Central limit theorem
- The points above can be summarized as \[{\bar{y}} \approx \texttt{norm}(\mu,\frac{\sigma}{\sqrt{n}})\] that is, based on the sample \(y_1, \dots, y_n\) of size \(n\) the sample mean \(\bar{y}\) is approximately normally distributed with mean \(\mu\) and standard error \(\frac{\sigma}{\sqrt{n}}\).
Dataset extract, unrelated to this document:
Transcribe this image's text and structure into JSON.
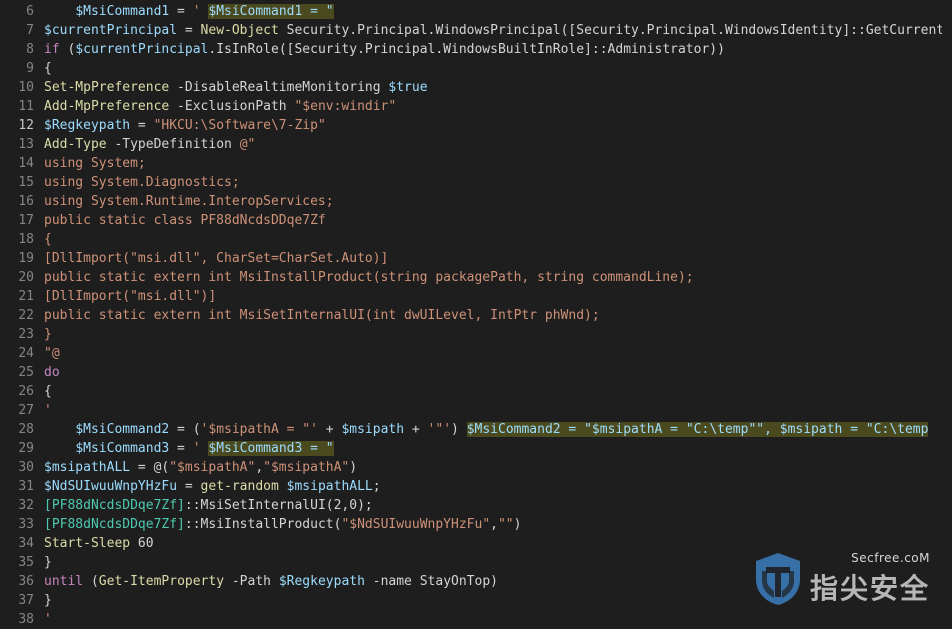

- When our sample is sufficiently large (such that the above approximation is good) this allows us to make the following observations:
- We are \(95\%\) certain that \(\bar{y}\) lies in the interval from \(\mu-2\frac{\sigma}{\sqrt{n}}\) to \(\mu+2\frac{\sigma}{\sqrt{n}}\).
- We are almost completely certain that \(\bar{y}\) lies in the interval from \(\mu-3\frac{\sigma}{\sqrt{n}}\) to \(\mu+3\frac{\sigma}{\sqrt{n}}\).
- This is not useful when \(\mu\) is unknown, but let us rephrase the first statement to:
- We are \(95\%\) certain that \(\mu\) lies in the interval from \(\bar{y}-2\frac{\sigma}{\sqrt{n}}\) to \(\bar{y}+2\frac{\sigma}{\sqrt{n}}\), i.e. we are directly talking about the uncertainty of determining \(\mu\).
Illustration of CLT
- Four different population distibutions (n=1) of y and corresponding sampling distributions of \(\bar{y}\) for different sample sizes. As n increases the sampling distributions become narrower and more bell-shaped.
Example
- Body Mass Index (BMI) of people in Northern Jutland (2010) has mean \(\mu=25.8\) kg/\(\mathtt{m}^2\) and standard deviation \(4.8\) kg/\(\mathtt{m}^2\).
- A random sample of \(n=100\) costumers at a burger bar had an average BMI given by \(\bar{y}=27.2\).
- If “burger bar” has “no influence” on BMI (and the sample is representative of the population/people in Northern Jutland), then \[\bar{y} \approx \texttt{norm}(\mu,\frac{\sigma}{\sqrt{n}})=\texttt{norm}(25.8,0.48).\]
- For the actual sample this gives the observed \(z\)-score \[z_{obs}=\frac{27.2-25.8}{0.48}=2.92\]
- Recalling that the \(z\)-score is (here approximately) standard normal, the probability of getting a higher \(z\)-score is:
1 - pdist("norm", mean = 0, sd = 1, q = 2.92, xlim = c(-4, 4))
## [1] 0.001750157
- Thus, it is highly unlikely to get a random sample with such a high \(z\)-score. This indicates that costumers at the burger bar has a mean BMI, which is higher than the population mean.